I have been using software RAID for just under a year now on a system I built myself. My board is a Gigabyte GA-8IHXP2 with the full Promise RAID chip. I just turned the chip based RAID off in favor of having 2 extra IDE connectors and implementing software RAID using drives plugged into them. I have not regretted that. It has all been transparent.
I just did add a third hard drive to this particular machine because I need to work in Windows 2000 as well. That has changed my RAID configuration, and I learned more about software RAID in the process. No regrets there. The change also affected my Grub bootloader configuration, and I'm still figuring out how to work through that -- Michael Young and a colleague of his posted a web page on this subject and I need to sit down and try out their suggestions.
But to make a long story short, don't bother with the Promise controller. Use software RAID.
Bob Cochran
Jesse Keating wrote:
On Friday 29 August 2003 16:59, Dylon wrote:
Jesse, Besides the fact that I cant get it to work, why would you not use it? Known Problems, crappy hardware, unsupported hardware, etc. I guess I just need something to back my reason for not using it.
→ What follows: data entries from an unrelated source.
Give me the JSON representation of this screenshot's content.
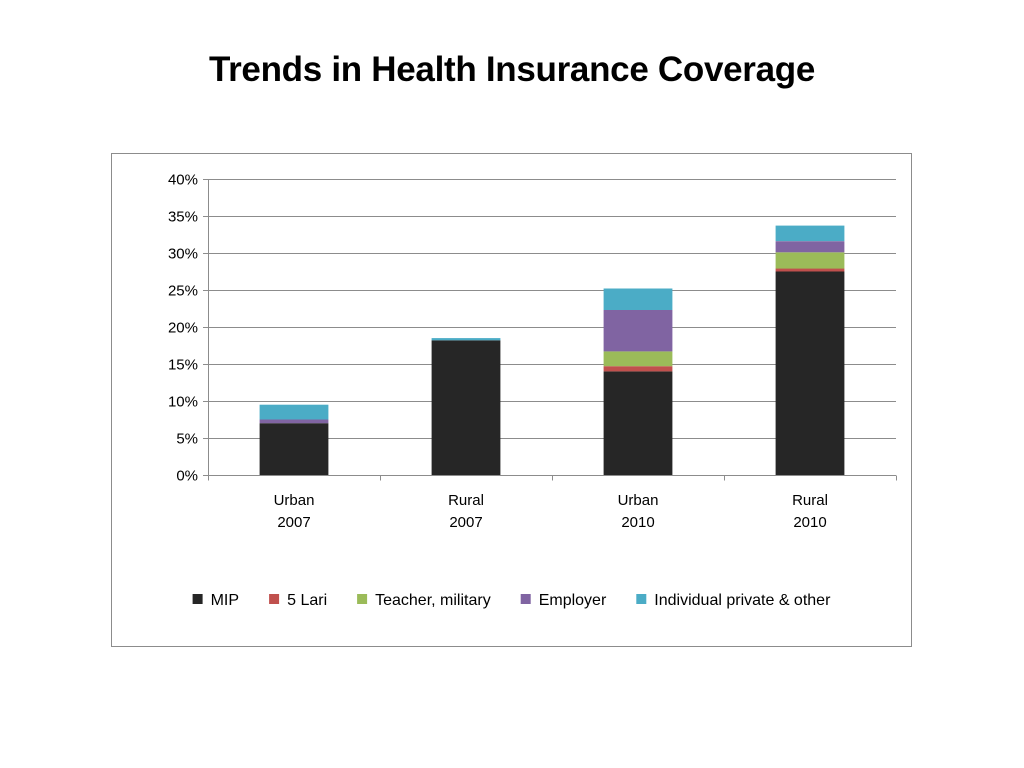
{
  "slide": {
    "title": "Trends in Health Insurance Coverage"
  },
  "chart_data": {
    "type": "bar",
    "stacked": true,
    "categories": [
      [
        "Urban",
        "2007"
      ],
      [
        "Rural",
        "2007"
      ],
      [
        "Urban",
        "2010"
      ],
      [
        "Rural",
        "2010"
      ]
    ],
    "series": [
      {
        "name": "MIP",
        "color": "#262626",
        "values": [
          7.0,
          18.2,
          14.0,
          27.5
        ]
      },
      {
        "name": "5 Lari",
        "color": "#c0504d",
        "values": [
          0.0,
          0.0,
          0.7,
          0.4
        ]
      },
      {
        "name": "Teacher, military",
        "color": "#9bbb59",
        "values": [
          0.0,
          0.0,
          2.0,
          2.2
        ]
      },
      {
        "name": "Employer",
        "color": "#8064a2",
        "values": [
          0.5,
          0.0,
          5.6,
          1.5
        ]
      },
      {
        "name": "Individual private & other",
        "color": "#4bacc6",
        "values": [
          2.0,
          0.3,
          2.9,
          2.1
        ]
      }
    ],
    "ylim": [
      0,
      40
    ],
    "yticks": [
      0,
      5,
      10,
      15,
      20,
      25,
      30,
      35,
      40
    ],
    "ytick_labels": [
      "0%",
      "5%",
      "10%",
      "15%",
      "20%",
      "25%",
      "30%",
      "35%",
      "40%"
    ],
    "grid": true,
    "legend_position": "bottom",
    "title": "",
    "xlabel": "",
    "ylabel": ""
  }
}
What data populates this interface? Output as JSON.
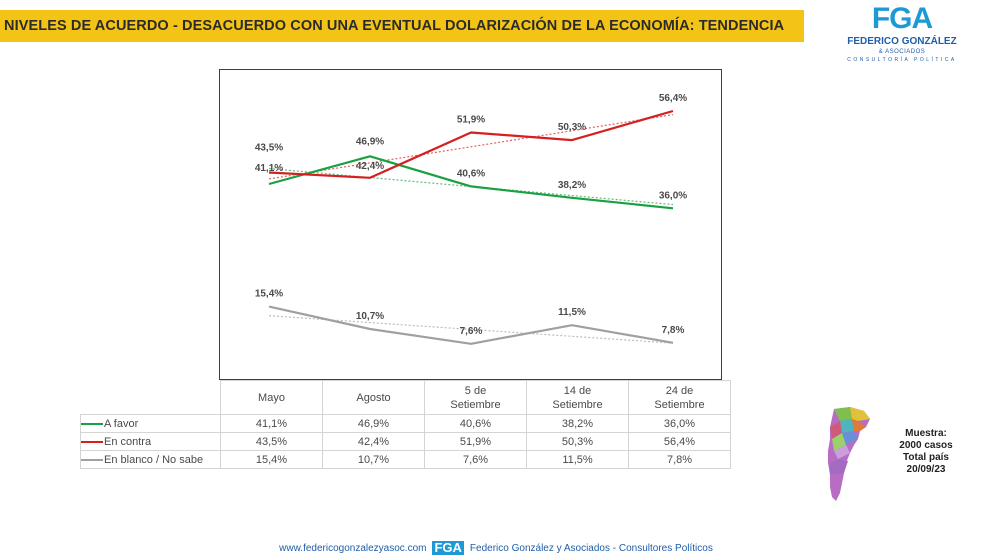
{
  "header": {
    "title": "NIVELES DE ACUERDO - DESACUERDO CON UNA EVENTUAL DOLARIZACIÓN DE LA ECONOMÍA: TENDENCIA"
  },
  "logo": {
    "mark": "FGA",
    "name": "FEDERICO GONZÁLEZ",
    "sub1": "& ASOCIADOS",
    "sub2": "CONSULTORÍA POLÍTICA"
  },
  "chart_data": {
    "type": "line",
    "title": "NIVELES DE ACUERDO - DESACUERDO CON UNA EVENTUAL DOLARIZACIÓN DE LA ECONOMÍA: TENDENCIA",
    "categories": [
      "Mayo",
      "Agosto",
      "5 de Setiembre",
      "14 de Setiembre",
      "24 de Setiembre"
    ],
    "ylim": [
      0,
      65
    ],
    "trendlines": true,
    "series": [
      {
        "name": "A favor",
        "color": "#1aa040",
        "values": [
          41.1,
          46.9,
          40.6,
          38.2,
          36.0
        ],
        "labels": [
          "41,1%",
          "46,9%",
          "40,6%",
          "38,2%",
          "36,0%"
        ]
      },
      {
        "name": "En contra",
        "color": "#d42020",
        "values": [
          43.5,
          42.4,
          51.9,
          50.3,
          56.4
        ],
        "labels": [
          "43,5%",
          "42,4%",
          "51,9%",
          "50,3%",
          "56,4%"
        ]
      },
      {
        "name": "En blanco / No sabe",
        "color": "#a0a0a0",
        "values": [
          15.4,
          10.7,
          7.6,
          11.5,
          7.8
        ],
        "labels": [
          "15,4%",
          "10,7%",
          "7,6%",
          "11,5%",
          "7,8%"
        ]
      }
    ]
  },
  "table": {
    "headers": [
      [
        "Mayo"
      ],
      [
        "Agosto"
      ],
      [
        "5 de",
        "Setiembre"
      ],
      [
        "14 de",
        "Setiembre"
      ],
      [
        "24 de",
        "Setiembre"
      ]
    ]
  },
  "muestra": {
    "line1": "Muestra:",
    "line2": "2000 casos",
    "line3": "Total país",
    "line4": "20/09/23"
  },
  "footer": {
    "url": "www.federicogonzalezyasoc.com",
    "logo": "FGA",
    "company": "Federico González y Asociados - Consultores Políticos"
  }
}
Promise raid cards are the winmodem of raid controllers. It really does very little processing on the chip itself, rather sends processes off to the system processor through a driver to accomplish raid operations. The card was written from the ground up to be a windows card, and the Linux drivers have never been very stable. Promise is very heavy handed tactics when it comes to trying to develop OSS drivers, requiring anybody/everybody to sign pretty heafty NDAs. Software raid will perform better and be more reliable.